Ciò posto, nella situazione di fatto in concreto accertata, il giudice del merito ha escluso che fossero emersi elementi che dimostrassero la sussistenza dei presupposti indicati dalla giurisprudenza ai fini della configurabilità della responsabilità della proprietaria – come pure del coniuge committente – in riferimento ai lavori eseguiti dall’appaltatore. L’apprezzamento di fatto espresso dalla corte territoriale non è stato censurato dalla ricorrente sotto il profilo del vizio motivazionale, sicchè è immune da censura la decisione assunta sulla base di tale presupposto fattuale in conformità della giurisprudenza di questa Corte.
2. Con il secondo motivo si denuncia violazione dell’art. 112 c.p.c. con riferimento all’art. 360 c.p.c., comma 1, n. 4.
Con il terzo motivo si denuncia violazione dell’art. 101 c.p.c. con riferimento all’art. 360 c.p.c., comma 1, n. 4.
Con i due motivi, da esaminarsi congiuntamente stante la loro connessione, la ricorrente lamenta che la corte di appello aveva confermato la decisione di primo grado di rigetto della domanda proposta nei confronti di B.V., ritenendo legittimo il rilievo d’ufficio, operato in assenza del contraddittorio delle parti, del difetto di legittimazione passiva del predetto, pur trattandosi di questione inerente la titolarità sostanziale passiva della pretesa risarcitoria, mai contestata dal B..
I motivi sono infondati.
Come si è accennato in precedenza, la corte di merito ha rilevato, nella concreta situazione di fatto, l’insussistenza delle ipotesi in cui eccezionalmente può configurarsi la responsabilità del committente per danni cagionati a terzi durante l’esecuzione delle opere da parte dell’appaltatore. In tal modo il giudice di appello, pur evocando impropriamente il difetto di legittimazione passiva, ha accertato, nel merito, a fronte delle contestazioni mosse da B.V. in ordine alla propria responsabilità per i danni lamentati, l’infondatezza della pretesa risarcitoria.
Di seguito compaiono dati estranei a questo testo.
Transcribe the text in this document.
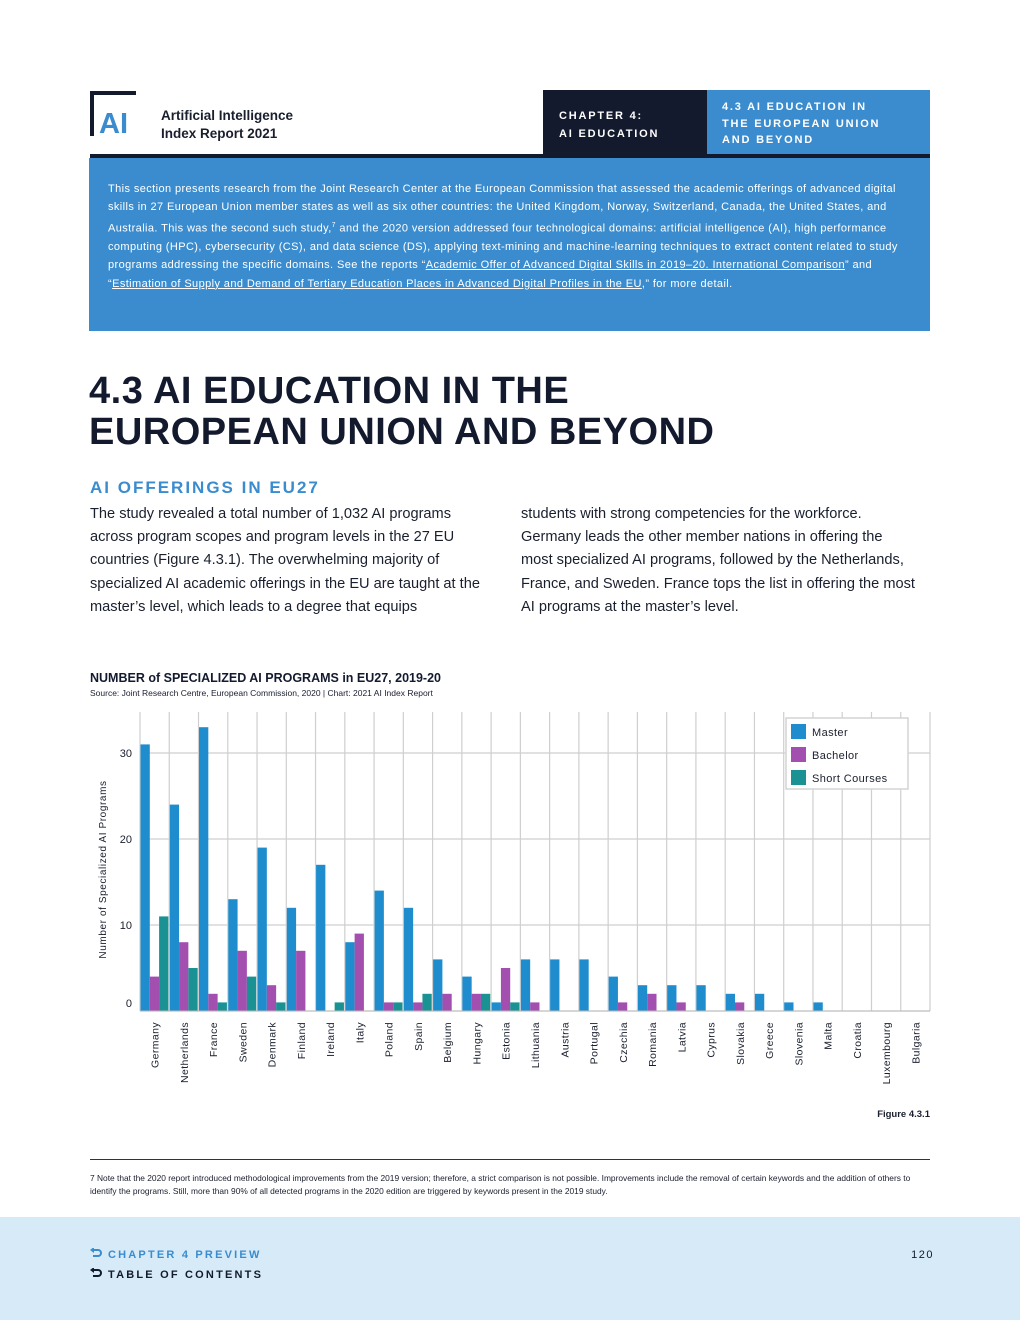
AI Artificial Intelligence
Index Report 2021
CHAPTER 4:
AI EDUCATION
4.3 AI EDUCATION IN
THE EUROPEAN UNION
AND BEYOND
This section presents research from the Joint Research Center at the European Commission that assessed the academic offerings of advanced digital skills in 27 European Union member states as well as six other countries: the United Kingdom, Norway, Switzerland, Canada, the United States, and Australia. This was the second such study,$^7$ and the 2020 version addressed four technological domains: artificial intelligence (AI), high performance computing (HPC), cybersecurity (CS), and data science (DS), applying text-mining and machine-learning techniques to extract content related to study programs addressing the specific domains. See the reports “Academic Offer of Advanced Digital Skills in 2019–20. International Comparison” and “Estimation of Supply and Demand of Tertiary Education Places in Advanced Digital Profiles in the EU,” for more detail.
4.3 AI EDUCATION IN THE
EUROPEAN UNION AND BEYOND
AI OFFERINGS IN EU27
The study revealed a total number of 1,032 AI programs across program scopes and program levels in the 27 EU countries (Figure 4.3.1). The overwhelming majority of specialized AI academic offerings in the EU are taught at the master’s level, which leads to a degree that equips
students with strong competencies for the workforce. Germany leads the other member nations in offering the most specialized AI programs, followed by the Netherlands, France, and Sweden. France tops the list in offering the most AI programs at the master’s level.
NUMBER of SPECIALIZED AI PROGRAMS in EU27, 2019-20
Source: Joint Research Centre, European Commission, 2020 | Chart: 2021 AI Index Report
0
10
20
30
Number of Specialized AI Programs
Germany Netherlands France Sweden Denmark Finland Ireland Italy Poland Spain Belgium Hungary Estonia Lithuania Austria Portugal Czechia Romania Latvia Cyprus Slovakia Greece Slovenia Malta Croatia Luxembourg Bulgaria
Master
Bachelor
Short Courses
Figure 4.3.1
7 Note that the 2020 report introduced methodological improvements from the 2019 version; therefore, a strict comparison is not possible. Improvements include the removal of certain keywords and the addition of others to identify the programs. Still, more than 90% of all detected programs in the 2020 edition are triggered by keywords present in the 2019 study.
CHAPTER 4 PREVIEW
TABLE OF CONTENTS
120
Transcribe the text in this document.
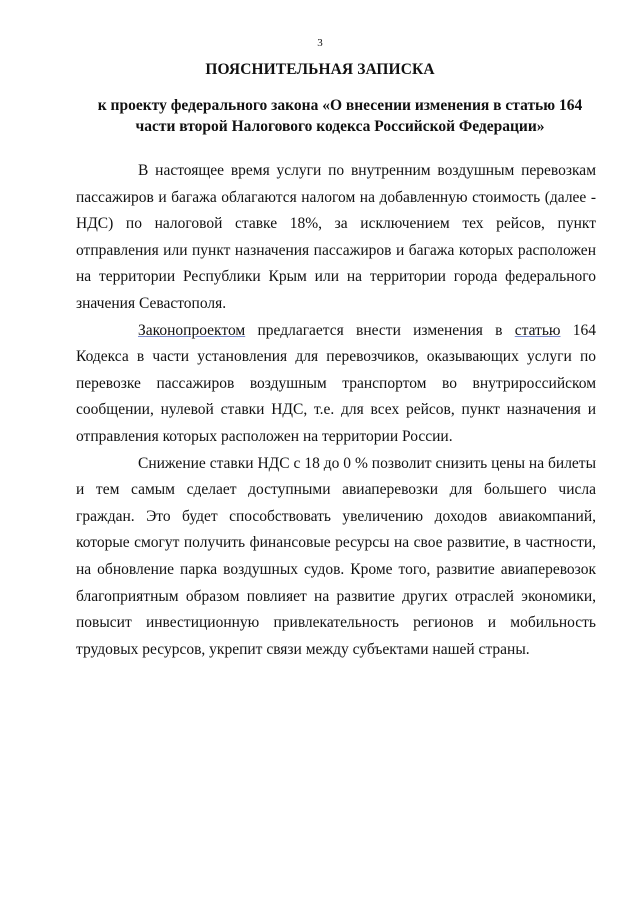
3
ПОЯСНИТЕЛЬНАЯ ЗАПИСКА
к проекту федерального закона «О внесении изменения в статью 164
части второй Налогового кодекса Российской Федерации»

В настоящее время услуги по внутренним воздушным перевозкам пассажиров и багажа облагаются налогом на добавленную стоимость (далее - НДС) по налоговой ставке 18%, за исключением тех рейсов, пункт отправления или пункт назначения пассажиров и багажа которых расположен на территории Республики Крым или на территории города федерального значения Севастополя.

Законопроектом предлагается внести изменения в статью 164 Кодекса в части установления для перевозчиков, оказывающих услуги по перевозке пассажиров воздушным транспортом во внутрироссийском сообщении, нулевой ставки НДС, т.е. для всех рейсов, пункт назначения и отправления которых расположен на территории России.

Снижение ставки НДС с 18 до 0 % позволит снизить цены на билеты и тем самым сделает доступными авиаперевозки для большего числа граждан. Это будет способствовать увеличению доходов авиакомпаний, которые смогут получить финансовые ресурсы на свое развитие, в частности, на обновление парка воздушных судов. Кроме того, развитие авиаперевозок благоприятным образом повлияет на развитие других отраслей экономики, повысит инвестиционную привлекательность регионов и мобильность трудовых ресурсов, укрепит связи между субъектами нашей страны.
Tale apprezzamento di fatto non è stato censurato dalla ricorrente per vizio di motivazione ai sensi dell’art. 360 c.p.c., n. 5, sicchè resta confermata sul punto la decisione assunta dalla corte di merito.
3. Conclusivamente, il ricorso deve essere rigettato.
Le spese del giudizio di cassazione, liquidate come in dispositivo, seguono la soccombenza.
Ai sensi del D.P.R. n. 115 del 2002, art. 13, comma 1-quater, la ricorrente è tenuta al versamento dell’ulteriore importo a titolo di contributo unificato pari a quello dovuto per il ricorso.
PQM
La Corte rigetta il ricorso. Condanna la ricorrente al pagamento delle spese del giudizio di cassazione in favore delle parti resistenti, liquidate, per ciascuna di esse, in Euro 8.200,00, di cui Euro 200,00 per esborsi, oltre spese generali e accessori di legge.
Ai sensi del D.P.R. n. 115 del 2002, art. 13, comma 1-quater, dà atto della sussistenza dei presupposti per il versamento da parte della ricorrente dell’ulteriore importo a titolo di contributo unificato pari a quello dovuto per il ricorso.
Così deciso in Roma, nella Camera di Consiglio della Sezione Terza Civile, il 4 maggio 2016.